Here, as in the Morgan Case, no actual cash was paid, but the amounts of the drafts were deposited to the general checking account of the drawer, the Western Alfalfa Milling Company, and these amounts were not absorbed by any existing indebtedness to the bank nor subsequently exhausted by checks of said milling company; but, on the contrary, it affirmatively appears that the balance on deposit to the credit of the milling company in said bank in its general checking account was in excess of the combined total of the two drafts in question, continuously from their negotiations to the service of the garnishment. In addition, it appears the deposit slips contained stipulations to the effect that the items therein were credited conditionally, as was the case in Alexander v. Birmingham Trust Savings Co., 206 Ala. 50, 89 So. 66, 16 A.L.R. 1079. But it is insisted the instant case is differentiated from the Morgan Case, supra, for the reason that here the milling company, the drawer, borrowed the amount of the draft from the bank, and executed its note therefor payable in exact amount thereof one month after date, and placed the draft with bill of lading attached merely as security therefor. But the fact remains that no actual cash was paid, but credit only given. The cases differ in the form of the transaction only. In the one case, upon failure in collection of the draft, the bank looks for reimbursement to the drawer, as indebtedness on open account, and in the other, as in the instant case, that indebtedness is evidenced by promissory note. The deposit credit, as previously stated, was conditional with the right of the bank to charge back the amount thereof to the depositor upon failure in payment of the draft, and the notes, in such event (the deposit being the consideration for the notes), would be unenforceable for a failure of consideration, and the fact they had not matured would be immaterial. In either event the bank will have parted with nothing of value. Very clearly the form of indebtedness only will not suffice to render less effective the controlling principle as recognized in the above-noted authorities, particularly National Bank of Commerce v. Morgan, supra.

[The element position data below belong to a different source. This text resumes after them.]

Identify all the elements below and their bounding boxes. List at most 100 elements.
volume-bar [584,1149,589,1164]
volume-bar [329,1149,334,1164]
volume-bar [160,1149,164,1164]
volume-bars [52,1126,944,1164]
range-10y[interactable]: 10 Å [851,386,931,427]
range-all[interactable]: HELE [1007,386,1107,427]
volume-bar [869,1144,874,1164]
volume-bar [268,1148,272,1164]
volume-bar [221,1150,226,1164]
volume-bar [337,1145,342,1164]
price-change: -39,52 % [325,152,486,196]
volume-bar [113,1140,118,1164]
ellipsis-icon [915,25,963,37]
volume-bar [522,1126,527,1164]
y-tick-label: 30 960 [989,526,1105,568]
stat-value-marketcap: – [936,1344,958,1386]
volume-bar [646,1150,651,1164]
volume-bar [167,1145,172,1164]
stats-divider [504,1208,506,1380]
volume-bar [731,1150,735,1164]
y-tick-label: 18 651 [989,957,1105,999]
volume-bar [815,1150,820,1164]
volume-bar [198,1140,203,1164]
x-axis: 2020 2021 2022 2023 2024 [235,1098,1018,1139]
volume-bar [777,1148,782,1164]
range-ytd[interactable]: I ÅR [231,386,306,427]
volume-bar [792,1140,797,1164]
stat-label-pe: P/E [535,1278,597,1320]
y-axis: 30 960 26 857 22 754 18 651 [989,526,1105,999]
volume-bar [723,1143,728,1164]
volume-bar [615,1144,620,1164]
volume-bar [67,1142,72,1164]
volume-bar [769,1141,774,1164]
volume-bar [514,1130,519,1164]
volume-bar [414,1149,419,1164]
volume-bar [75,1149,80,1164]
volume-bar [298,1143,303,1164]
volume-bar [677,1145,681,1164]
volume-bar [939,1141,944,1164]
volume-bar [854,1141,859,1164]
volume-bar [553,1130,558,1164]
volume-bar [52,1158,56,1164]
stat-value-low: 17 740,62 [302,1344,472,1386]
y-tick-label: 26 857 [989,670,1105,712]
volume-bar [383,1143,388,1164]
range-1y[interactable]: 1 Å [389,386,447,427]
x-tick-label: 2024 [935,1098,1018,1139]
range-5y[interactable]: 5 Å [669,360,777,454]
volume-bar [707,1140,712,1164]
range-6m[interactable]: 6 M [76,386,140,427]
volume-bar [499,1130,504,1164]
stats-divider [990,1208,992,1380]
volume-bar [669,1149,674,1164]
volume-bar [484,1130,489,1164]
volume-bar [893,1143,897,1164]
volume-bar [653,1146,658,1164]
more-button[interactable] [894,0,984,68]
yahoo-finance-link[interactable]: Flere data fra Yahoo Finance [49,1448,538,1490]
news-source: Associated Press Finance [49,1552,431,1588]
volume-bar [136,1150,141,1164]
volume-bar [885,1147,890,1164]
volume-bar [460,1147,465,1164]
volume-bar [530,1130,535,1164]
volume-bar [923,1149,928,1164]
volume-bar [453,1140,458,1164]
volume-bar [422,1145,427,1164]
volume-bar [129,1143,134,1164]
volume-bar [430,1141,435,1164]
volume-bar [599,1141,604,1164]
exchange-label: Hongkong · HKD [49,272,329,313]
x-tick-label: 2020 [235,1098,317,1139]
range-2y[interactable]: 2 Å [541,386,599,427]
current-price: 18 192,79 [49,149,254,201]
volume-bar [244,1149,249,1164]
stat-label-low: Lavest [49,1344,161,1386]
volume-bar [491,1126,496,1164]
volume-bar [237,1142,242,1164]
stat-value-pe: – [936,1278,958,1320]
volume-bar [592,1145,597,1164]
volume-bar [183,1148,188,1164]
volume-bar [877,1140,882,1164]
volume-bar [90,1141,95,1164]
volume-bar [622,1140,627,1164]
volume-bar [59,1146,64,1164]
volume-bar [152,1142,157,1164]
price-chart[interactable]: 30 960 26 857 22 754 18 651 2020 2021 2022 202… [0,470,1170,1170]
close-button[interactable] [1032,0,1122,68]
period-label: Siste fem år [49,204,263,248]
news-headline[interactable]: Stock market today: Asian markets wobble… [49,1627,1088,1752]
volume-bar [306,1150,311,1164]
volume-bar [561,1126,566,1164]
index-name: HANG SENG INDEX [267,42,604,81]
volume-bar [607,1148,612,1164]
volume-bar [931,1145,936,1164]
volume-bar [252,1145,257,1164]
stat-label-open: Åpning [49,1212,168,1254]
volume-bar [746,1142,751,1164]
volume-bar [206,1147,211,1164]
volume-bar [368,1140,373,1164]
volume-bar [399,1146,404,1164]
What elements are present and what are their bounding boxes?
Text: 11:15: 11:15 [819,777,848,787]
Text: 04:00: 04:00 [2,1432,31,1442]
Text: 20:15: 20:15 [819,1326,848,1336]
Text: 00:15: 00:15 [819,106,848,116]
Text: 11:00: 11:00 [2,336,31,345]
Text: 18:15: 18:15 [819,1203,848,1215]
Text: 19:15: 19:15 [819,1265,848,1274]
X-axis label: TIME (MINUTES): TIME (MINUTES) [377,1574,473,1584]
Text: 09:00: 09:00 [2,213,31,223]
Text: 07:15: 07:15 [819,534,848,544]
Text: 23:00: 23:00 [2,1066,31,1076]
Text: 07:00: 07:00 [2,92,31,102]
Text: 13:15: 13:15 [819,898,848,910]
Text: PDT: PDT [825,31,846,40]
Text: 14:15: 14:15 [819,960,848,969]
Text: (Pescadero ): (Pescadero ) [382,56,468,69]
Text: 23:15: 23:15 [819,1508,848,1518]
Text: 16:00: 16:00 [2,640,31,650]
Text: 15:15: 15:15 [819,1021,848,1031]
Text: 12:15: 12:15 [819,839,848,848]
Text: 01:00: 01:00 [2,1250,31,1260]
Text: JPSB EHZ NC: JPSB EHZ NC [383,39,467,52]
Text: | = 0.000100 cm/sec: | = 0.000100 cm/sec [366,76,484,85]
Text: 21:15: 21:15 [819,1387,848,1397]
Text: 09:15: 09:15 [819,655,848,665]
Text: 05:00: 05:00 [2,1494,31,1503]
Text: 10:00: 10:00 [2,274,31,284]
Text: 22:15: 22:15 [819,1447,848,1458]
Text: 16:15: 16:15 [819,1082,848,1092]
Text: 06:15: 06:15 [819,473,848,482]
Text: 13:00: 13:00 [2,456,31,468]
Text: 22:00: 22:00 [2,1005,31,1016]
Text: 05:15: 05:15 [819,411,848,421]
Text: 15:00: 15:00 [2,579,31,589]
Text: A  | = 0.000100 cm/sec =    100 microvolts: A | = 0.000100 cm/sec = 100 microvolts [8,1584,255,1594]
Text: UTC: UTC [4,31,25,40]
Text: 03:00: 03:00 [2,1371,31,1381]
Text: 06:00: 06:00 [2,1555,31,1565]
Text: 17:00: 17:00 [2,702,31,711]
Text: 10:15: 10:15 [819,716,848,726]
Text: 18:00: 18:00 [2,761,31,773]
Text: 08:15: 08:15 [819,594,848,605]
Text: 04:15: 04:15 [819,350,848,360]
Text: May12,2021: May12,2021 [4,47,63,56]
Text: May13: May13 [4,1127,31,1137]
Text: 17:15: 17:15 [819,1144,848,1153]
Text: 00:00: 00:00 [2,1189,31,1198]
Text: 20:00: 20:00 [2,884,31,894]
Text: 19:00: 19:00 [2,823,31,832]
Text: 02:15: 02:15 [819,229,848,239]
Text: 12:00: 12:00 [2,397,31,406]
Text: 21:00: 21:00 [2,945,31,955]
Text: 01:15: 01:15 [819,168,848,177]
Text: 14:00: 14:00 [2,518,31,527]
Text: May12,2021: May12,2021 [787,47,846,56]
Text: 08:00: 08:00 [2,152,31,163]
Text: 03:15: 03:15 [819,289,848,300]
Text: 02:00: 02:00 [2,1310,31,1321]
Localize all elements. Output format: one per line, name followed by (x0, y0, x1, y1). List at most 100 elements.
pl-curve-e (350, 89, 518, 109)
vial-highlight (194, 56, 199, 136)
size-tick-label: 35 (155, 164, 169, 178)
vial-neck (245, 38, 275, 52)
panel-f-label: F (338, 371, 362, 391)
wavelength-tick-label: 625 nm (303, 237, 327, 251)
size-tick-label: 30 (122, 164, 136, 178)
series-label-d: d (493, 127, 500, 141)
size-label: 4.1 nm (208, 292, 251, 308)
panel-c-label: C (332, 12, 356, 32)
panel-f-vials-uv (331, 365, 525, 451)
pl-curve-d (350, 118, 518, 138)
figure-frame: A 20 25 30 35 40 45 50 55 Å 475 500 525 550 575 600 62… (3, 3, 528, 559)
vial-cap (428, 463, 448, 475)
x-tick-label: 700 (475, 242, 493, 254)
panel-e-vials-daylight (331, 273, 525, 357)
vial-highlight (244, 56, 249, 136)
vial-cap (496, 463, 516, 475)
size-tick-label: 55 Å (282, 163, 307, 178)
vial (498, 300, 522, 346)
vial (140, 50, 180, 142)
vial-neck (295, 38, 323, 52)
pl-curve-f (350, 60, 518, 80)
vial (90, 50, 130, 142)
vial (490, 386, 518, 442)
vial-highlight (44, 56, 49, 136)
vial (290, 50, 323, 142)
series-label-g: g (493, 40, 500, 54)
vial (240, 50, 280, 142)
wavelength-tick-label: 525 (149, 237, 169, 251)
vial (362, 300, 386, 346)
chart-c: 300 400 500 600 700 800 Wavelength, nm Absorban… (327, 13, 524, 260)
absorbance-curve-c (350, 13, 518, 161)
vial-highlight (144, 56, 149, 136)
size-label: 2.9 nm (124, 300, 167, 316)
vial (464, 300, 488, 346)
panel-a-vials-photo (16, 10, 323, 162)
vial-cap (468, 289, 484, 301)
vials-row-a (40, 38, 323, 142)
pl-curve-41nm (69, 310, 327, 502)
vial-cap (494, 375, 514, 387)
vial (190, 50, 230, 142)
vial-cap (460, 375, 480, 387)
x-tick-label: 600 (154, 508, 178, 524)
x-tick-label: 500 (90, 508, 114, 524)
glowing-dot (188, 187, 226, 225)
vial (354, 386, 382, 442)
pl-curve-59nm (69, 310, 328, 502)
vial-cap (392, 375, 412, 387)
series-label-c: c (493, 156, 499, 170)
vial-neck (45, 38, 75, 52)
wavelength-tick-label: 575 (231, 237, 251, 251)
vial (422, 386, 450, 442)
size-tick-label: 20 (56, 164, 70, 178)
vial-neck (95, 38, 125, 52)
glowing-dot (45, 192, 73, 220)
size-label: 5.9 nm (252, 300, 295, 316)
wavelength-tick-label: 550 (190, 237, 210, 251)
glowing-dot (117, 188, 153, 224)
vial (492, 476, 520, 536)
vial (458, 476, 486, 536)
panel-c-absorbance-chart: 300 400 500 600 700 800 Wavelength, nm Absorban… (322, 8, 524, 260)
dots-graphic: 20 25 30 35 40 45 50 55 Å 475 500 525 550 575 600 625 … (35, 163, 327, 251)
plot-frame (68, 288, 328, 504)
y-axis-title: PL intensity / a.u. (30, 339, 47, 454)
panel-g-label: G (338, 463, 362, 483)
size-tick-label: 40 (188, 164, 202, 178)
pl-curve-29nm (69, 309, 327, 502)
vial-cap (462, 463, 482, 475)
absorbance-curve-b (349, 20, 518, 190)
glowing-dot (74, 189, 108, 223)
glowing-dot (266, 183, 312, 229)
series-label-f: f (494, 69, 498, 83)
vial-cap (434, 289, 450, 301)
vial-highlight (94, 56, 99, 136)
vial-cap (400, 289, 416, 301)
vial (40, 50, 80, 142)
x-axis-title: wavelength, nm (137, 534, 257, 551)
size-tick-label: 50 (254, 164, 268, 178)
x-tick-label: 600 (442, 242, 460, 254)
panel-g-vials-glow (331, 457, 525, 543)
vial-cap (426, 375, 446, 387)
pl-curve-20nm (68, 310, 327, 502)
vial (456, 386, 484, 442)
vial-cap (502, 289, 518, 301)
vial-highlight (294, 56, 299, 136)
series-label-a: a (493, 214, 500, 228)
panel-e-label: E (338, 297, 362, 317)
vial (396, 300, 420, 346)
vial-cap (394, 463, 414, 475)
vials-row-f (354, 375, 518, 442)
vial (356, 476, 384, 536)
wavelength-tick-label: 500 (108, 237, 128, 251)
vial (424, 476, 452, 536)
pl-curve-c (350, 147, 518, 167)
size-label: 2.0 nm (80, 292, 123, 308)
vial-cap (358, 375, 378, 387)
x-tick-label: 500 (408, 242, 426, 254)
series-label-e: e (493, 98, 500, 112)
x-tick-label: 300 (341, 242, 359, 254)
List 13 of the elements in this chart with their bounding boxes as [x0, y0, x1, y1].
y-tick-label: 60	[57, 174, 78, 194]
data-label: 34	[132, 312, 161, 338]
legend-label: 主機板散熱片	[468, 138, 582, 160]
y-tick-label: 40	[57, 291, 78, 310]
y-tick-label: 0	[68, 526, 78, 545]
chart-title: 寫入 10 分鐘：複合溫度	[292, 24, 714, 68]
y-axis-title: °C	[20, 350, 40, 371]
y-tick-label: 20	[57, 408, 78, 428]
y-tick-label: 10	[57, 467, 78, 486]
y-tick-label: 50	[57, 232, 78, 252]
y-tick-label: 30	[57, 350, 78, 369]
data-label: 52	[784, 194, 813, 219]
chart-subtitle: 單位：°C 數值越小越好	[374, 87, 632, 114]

We have duly considered the various provisions of our Negotiable Instrument Law noted by counsel for appellant and the authorities cited in their brief (among them Elmore County Bank v. Avant, 189 Ala. 418, 66 So. 509; Blount County Bank v. Harris, 200 Ala. 669, 77 So. 43), but find nothing therein that, in our opinion, militates against the conclusion here reached.

Upon the principle of the Morgan Case, supra, recognized also in the other cases hereinbefore cited, we are persuaded the judgment of the court below is correct, and it will accordingly be here affirmed.

Affirmed.

ANDERSON, C. J., and BOULDIN and FOSTER, JJ., concur.